I guess I agree with all of this except the ‘common sense’ part. Common sense doesn’t have to be good. There is a sense about us that they share and it’s fatal to our hopes of treatment.

 

Yes, except it looks as if we now have a situation with too many guidelines from which people can pick and choose.

I don't buy the argument that there are no resources for dealing with people with severe ME/CFS. In Exeter a physician with knowledge of ME/CFS was there. The facilities and technology for feeding support existed. A bed was found. And so on. It looks very much as if quasi-guidelines were used to deny care.

 

No, absolutely not. But whether the problem is to do with the guidelines themselves or how they're applied, it has to be approached transparently.

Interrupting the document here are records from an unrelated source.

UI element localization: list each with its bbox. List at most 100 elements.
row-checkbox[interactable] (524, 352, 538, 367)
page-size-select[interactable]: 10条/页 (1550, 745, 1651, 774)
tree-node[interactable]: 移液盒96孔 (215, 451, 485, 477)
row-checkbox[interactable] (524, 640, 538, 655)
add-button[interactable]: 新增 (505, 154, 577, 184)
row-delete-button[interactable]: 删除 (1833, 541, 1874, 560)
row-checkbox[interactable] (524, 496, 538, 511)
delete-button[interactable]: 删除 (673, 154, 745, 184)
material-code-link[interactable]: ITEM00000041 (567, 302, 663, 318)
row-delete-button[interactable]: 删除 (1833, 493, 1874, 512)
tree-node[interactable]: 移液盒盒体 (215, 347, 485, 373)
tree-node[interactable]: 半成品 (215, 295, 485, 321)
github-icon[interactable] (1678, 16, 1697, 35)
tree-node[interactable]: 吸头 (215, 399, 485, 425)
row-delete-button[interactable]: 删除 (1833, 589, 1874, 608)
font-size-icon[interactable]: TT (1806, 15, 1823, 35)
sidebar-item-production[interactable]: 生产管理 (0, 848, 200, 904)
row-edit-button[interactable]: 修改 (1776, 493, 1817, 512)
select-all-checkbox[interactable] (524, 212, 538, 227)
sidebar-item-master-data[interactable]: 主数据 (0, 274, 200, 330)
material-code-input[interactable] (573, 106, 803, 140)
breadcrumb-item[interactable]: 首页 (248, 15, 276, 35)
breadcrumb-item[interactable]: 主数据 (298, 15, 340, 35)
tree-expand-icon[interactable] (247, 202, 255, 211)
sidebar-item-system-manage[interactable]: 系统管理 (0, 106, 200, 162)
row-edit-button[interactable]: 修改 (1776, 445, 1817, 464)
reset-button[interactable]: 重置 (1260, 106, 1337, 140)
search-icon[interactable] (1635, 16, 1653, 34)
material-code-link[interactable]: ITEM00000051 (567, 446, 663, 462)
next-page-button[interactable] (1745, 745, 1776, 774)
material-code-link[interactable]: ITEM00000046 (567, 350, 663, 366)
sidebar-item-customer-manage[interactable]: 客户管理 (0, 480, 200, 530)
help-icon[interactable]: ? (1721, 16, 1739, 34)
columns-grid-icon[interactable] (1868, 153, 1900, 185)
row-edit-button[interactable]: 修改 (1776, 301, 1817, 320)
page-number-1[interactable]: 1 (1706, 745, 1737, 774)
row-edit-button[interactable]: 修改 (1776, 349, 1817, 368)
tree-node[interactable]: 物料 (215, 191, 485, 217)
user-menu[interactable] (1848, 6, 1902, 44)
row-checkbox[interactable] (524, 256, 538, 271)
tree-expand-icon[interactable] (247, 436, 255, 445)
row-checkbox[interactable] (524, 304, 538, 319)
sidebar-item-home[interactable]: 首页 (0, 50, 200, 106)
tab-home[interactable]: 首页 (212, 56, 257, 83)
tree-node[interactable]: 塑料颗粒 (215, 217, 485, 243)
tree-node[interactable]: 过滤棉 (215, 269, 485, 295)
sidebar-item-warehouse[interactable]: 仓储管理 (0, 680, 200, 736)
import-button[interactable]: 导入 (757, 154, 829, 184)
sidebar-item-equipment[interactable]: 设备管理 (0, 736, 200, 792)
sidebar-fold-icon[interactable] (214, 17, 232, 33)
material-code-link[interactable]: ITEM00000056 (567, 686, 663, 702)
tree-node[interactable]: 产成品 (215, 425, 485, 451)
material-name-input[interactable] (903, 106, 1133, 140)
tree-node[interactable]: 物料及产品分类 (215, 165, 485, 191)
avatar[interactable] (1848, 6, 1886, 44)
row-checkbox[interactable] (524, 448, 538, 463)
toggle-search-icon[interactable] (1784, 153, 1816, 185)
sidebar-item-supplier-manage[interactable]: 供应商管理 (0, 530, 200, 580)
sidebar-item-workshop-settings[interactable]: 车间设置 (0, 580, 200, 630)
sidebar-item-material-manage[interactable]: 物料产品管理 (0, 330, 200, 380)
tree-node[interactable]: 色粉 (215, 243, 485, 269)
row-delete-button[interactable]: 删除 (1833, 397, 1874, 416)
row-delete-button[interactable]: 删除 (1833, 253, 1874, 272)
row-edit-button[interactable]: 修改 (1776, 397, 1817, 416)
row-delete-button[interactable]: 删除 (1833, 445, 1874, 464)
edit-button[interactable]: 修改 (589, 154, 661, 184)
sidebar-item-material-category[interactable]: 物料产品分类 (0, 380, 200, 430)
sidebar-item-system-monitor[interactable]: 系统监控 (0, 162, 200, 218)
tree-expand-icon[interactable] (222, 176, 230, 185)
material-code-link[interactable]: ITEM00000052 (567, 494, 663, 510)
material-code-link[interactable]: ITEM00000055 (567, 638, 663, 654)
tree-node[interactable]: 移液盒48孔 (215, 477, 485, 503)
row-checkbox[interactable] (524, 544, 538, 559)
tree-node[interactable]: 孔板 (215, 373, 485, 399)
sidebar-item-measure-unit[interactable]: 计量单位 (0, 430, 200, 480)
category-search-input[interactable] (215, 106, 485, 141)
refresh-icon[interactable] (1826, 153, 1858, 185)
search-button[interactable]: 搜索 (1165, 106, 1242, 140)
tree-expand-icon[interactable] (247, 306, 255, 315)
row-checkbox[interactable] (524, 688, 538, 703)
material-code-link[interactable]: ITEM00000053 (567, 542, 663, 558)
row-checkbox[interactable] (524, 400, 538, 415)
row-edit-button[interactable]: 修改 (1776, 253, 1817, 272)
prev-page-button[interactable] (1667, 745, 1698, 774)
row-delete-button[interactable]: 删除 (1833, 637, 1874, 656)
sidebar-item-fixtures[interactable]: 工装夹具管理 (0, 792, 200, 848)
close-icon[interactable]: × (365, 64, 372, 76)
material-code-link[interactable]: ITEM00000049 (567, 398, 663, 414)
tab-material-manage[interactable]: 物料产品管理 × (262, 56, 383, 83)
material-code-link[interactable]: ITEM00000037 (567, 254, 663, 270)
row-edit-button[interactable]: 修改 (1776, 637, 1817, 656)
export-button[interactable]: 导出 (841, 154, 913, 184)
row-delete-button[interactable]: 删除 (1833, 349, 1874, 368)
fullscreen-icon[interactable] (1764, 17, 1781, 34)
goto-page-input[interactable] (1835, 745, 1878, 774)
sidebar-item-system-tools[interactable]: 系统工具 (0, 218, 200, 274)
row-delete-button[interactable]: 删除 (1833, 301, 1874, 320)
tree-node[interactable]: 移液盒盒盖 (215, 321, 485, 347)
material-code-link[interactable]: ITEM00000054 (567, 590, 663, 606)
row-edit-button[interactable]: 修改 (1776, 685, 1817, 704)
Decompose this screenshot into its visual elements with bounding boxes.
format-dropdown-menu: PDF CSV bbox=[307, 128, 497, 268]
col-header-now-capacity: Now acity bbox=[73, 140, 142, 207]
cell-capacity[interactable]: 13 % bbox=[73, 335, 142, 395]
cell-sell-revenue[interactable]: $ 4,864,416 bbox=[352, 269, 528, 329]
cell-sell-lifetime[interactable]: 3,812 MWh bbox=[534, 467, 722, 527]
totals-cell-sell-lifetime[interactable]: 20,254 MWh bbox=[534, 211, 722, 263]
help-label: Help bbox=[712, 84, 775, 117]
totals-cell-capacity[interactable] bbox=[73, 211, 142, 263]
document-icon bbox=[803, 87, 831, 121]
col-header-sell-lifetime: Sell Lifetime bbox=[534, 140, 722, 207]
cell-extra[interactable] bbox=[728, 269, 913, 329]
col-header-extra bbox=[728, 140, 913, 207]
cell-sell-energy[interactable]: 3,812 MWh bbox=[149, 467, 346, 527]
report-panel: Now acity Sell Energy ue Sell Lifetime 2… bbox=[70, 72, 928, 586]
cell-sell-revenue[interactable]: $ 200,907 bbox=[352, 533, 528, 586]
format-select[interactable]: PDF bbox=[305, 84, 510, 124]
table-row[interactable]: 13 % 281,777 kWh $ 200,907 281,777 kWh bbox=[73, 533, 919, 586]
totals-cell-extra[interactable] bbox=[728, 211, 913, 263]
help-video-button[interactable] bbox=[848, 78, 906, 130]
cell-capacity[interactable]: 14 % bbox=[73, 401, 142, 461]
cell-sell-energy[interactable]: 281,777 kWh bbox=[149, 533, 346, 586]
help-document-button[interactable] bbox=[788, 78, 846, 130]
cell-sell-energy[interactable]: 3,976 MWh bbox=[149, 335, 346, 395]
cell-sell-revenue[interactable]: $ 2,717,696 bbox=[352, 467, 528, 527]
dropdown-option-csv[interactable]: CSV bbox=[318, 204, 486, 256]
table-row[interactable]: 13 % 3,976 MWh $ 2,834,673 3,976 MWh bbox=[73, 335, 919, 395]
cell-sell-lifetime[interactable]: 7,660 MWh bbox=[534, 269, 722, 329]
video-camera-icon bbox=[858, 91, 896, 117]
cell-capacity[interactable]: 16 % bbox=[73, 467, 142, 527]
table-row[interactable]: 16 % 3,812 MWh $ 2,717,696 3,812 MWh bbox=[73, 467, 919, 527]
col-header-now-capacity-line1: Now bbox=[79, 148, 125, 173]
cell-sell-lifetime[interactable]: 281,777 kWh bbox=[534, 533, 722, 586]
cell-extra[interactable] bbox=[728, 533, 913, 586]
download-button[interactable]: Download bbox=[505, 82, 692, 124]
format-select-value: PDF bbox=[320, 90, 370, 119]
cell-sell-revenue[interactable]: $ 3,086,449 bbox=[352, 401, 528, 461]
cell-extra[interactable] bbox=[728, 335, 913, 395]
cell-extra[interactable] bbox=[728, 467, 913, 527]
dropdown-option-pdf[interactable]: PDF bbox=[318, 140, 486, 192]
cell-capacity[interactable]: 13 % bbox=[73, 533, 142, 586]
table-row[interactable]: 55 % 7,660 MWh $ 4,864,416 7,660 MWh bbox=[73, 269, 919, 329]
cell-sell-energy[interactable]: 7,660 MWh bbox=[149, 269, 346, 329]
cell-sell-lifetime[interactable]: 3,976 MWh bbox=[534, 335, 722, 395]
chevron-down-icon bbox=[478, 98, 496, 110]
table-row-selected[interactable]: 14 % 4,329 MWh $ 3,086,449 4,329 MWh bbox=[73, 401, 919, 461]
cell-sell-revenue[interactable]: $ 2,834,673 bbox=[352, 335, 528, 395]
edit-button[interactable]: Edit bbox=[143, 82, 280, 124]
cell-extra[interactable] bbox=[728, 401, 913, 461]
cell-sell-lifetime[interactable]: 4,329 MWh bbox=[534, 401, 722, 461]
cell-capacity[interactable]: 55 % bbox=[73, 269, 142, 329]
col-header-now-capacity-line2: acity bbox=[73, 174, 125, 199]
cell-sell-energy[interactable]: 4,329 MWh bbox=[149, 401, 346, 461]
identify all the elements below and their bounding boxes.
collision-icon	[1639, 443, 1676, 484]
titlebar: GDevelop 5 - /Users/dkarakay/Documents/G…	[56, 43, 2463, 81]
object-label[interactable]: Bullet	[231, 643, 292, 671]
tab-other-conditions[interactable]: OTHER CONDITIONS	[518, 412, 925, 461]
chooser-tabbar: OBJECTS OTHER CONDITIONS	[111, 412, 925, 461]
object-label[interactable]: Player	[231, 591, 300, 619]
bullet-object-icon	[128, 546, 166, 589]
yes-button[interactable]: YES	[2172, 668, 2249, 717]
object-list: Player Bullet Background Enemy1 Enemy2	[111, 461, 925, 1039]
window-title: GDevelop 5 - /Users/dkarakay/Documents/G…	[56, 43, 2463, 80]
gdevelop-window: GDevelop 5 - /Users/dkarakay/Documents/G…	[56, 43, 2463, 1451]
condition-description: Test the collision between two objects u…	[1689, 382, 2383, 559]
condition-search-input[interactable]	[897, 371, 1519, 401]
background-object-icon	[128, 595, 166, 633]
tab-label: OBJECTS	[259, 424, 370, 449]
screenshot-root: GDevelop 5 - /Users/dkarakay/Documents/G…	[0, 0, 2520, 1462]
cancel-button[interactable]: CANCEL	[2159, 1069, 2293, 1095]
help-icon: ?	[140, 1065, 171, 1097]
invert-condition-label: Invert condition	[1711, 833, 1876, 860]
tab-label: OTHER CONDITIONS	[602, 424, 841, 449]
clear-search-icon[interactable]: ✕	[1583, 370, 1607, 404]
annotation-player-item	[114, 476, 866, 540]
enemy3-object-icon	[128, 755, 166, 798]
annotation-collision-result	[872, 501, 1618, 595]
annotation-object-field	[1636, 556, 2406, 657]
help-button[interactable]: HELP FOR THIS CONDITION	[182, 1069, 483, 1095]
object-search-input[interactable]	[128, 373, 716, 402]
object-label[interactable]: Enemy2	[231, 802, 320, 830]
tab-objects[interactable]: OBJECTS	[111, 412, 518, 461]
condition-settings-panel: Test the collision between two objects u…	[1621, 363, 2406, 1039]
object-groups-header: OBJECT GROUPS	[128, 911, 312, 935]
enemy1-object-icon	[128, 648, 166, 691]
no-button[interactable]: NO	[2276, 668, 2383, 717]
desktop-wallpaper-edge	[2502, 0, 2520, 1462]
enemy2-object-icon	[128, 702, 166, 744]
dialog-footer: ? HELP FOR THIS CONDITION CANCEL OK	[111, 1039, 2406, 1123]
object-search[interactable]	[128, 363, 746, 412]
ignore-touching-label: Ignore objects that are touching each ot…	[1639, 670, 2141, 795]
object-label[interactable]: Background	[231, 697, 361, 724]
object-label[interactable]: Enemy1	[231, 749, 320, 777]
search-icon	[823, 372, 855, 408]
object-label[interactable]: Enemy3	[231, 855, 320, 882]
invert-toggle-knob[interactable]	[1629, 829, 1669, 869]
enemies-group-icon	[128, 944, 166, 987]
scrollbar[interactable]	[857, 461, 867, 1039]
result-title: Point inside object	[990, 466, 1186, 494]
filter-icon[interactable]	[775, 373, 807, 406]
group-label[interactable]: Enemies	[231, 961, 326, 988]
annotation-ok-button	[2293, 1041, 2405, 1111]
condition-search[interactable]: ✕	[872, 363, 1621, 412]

Denying nutrition when there are ways to supply it isn't an unfortunate omission, or an unexpected failure, or outside of what doctors can reasonably control. It's a considered clinical decision with a potentially fatal outcome. It's not hard for anyone to see why the evidence for it shouldn't be sought in the long grass on the outskirts of neighbouring guidelines.

 

https://www.whitneydafoe.com/mecfs/?post=health-care-failings

 

Oh he’s right. So awful.

 

Maybe I am misreading things but Whitney looks in much better shape than at times in the past.
I hope that reflects a genuine increase in wellbeing.